Guns don't almost kill people. Veeps almost kill people.


I’m putting my shotgun in the closet. I’d hate like hell to be Cheneyed.

Think about it. It might not be too long before you hear people saying this:

“Hey, watch it with that gun asshole. What are you trying to do, Cheney me?”

Being “Cheneyed” or “Don’t Cheney me” may be part of the language someday. It’s unfortunate enough that the vice (no comment) president shot his 78-year-old friend while hunting quail on a South Texas ranch. Now I hear the victim, Austin attorney Harry Whittington, suffered a heart attack from some of the birdshot that lodged in his heart. Damn. I guess being perceived as a modern-day Darth Vader when it comes to starting wars and endangering civil liberties isn’t enough for Dick Cheney. He must, honest-to-God, want to be another Aaron Burr. I wonder if a treason trial is in his future like Burr’s?
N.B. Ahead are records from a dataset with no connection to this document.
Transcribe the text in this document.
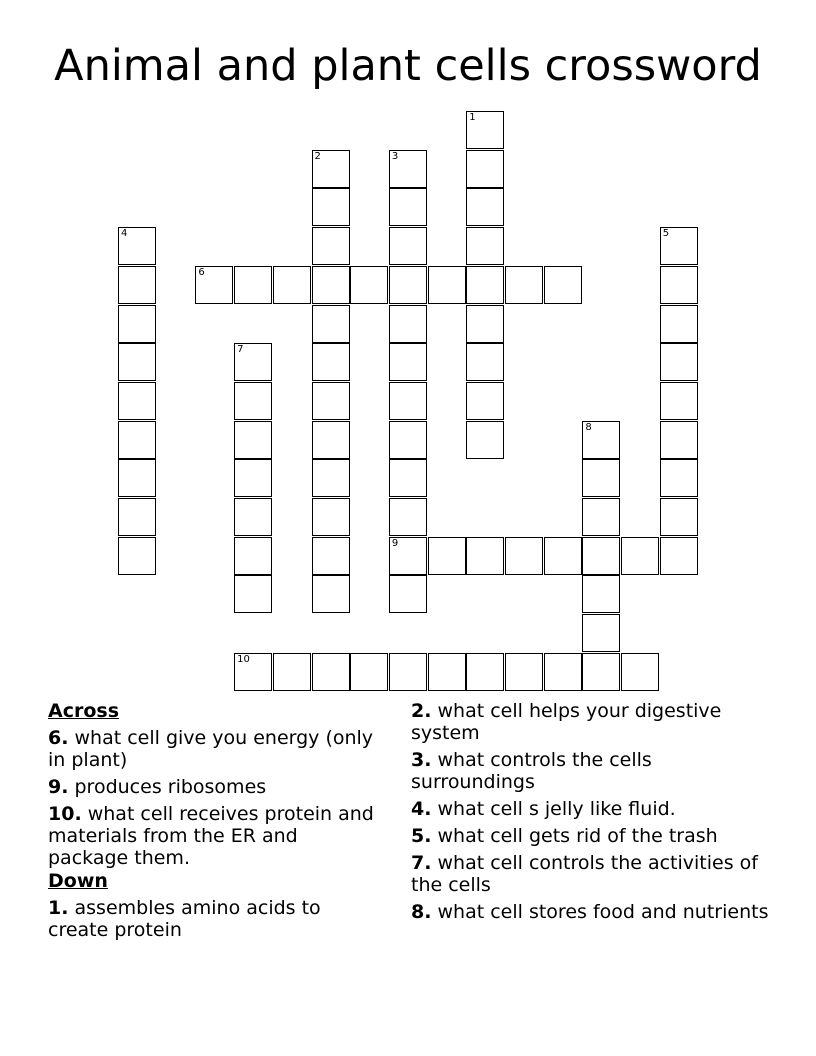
Animal and plant cells crossword
1
2	3
9
4	5
6
7
8
10
Across
6. what cell give you energy (only in plant)
9. produces ribosomes
10. what cell receives protein and materials from the ER and package them.
Down
1. assembles amino acids to create protein
2. what cell helps your digestive system
3. what controls the cells surroundings
4. what cell s jelly like fluid.
5. what cell gets rid of the trash
7. what cell controls the activities of the cells
8. what cell stores food and nutrients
It could happen, given the suspicions about his alleged role in the CIA leak case. It could happen when pigs fly in a frozen hell.

I was working this afternoon and didn’t have a chance to check out the latest news on the ‘net until I watched the network news on TV just a few minutes ago. That’s when I heard about Whittington having a heart attack because the vice president shot him. Damn, I leave the world an hour or so and the whole damn operation falls apart! This is pretty danged surreal.